9. A method of fabricating a gallium nitride device according to any one of claims 6-8, wherein forming the second protective layer comprises:

forming a second aluminum nitride layer, wherein the second aluminum nitride layer covers the gate structure, the first protection layer, a channel region between the gate structure and the source electrode and a channel region between the gate structure and the drain electrode, and a part of the second aluminum nitride layer covering the channel region between the gate structure and the source electrode and the channel region between the gate structure and the drain electrode is a doped second aluminum nitride layer;

forming a second silicon nitride layer on the surface of the second aluminum nitride layer, which is far away from the substrate;

and forming a passivation layer on the surface of the second silicon nitride layer far away from the second aluminum nitride layer.

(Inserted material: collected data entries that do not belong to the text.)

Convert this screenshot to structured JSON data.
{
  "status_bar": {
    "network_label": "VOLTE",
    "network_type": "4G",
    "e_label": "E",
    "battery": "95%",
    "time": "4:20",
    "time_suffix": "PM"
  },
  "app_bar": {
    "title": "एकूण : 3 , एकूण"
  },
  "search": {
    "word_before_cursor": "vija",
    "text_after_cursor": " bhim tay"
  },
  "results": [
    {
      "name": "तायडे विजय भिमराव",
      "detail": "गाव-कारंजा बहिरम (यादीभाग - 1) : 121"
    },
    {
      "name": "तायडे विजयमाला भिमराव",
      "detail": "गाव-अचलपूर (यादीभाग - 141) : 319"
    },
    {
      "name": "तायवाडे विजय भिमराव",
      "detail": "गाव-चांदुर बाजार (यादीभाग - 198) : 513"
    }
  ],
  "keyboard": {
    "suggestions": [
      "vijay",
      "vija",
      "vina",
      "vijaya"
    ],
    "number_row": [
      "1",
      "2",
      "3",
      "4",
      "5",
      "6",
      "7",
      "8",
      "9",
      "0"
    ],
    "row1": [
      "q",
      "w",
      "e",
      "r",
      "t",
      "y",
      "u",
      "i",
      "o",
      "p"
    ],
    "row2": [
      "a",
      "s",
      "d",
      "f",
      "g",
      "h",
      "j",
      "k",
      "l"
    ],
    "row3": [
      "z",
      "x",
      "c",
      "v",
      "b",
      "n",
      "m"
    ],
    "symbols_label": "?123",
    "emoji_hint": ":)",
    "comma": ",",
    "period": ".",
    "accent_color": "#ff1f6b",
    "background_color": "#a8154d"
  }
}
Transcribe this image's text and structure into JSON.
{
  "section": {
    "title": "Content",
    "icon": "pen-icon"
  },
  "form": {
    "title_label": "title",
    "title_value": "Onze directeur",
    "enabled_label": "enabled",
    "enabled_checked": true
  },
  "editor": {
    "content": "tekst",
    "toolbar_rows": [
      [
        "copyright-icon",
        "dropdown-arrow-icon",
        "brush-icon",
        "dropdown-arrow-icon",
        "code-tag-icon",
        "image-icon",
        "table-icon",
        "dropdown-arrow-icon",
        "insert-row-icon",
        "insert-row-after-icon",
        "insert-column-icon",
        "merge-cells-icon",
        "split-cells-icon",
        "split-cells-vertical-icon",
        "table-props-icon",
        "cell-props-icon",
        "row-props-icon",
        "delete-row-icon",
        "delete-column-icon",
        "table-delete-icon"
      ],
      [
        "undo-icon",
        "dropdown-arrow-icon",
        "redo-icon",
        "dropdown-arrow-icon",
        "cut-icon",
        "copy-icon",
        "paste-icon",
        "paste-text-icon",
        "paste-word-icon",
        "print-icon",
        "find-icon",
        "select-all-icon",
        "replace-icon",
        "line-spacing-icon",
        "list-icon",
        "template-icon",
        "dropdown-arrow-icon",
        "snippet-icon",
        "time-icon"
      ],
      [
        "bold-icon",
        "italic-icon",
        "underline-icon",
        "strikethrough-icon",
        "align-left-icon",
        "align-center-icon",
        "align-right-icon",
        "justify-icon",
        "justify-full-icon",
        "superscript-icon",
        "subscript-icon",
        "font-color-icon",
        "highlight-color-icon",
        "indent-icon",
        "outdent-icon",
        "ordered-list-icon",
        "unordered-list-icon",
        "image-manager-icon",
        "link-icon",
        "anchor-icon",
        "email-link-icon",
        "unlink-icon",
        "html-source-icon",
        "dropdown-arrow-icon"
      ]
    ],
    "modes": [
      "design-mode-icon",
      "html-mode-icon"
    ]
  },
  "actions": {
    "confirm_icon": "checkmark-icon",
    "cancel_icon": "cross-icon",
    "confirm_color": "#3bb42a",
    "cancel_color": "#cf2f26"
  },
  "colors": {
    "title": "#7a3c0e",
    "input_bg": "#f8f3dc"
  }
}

10. The method of manufacturing a gallium nitride device according to claim 9, wherein,

forming the second aluminum nitride layer includes:

forming a second aluminum nitride layer in the gate structure, the first protective layer, a channel region between the gate structure and the source electrode, and a channel region between the gate structure and the drain electrode;

and doping oxygen atoms in a part of the second aluminum nitride layer covering the channel region between the gate structure and the source electrode and the channel region between the gate structure and the drain electrode to form a second aluminum nitride layer doped with oxygen atoms.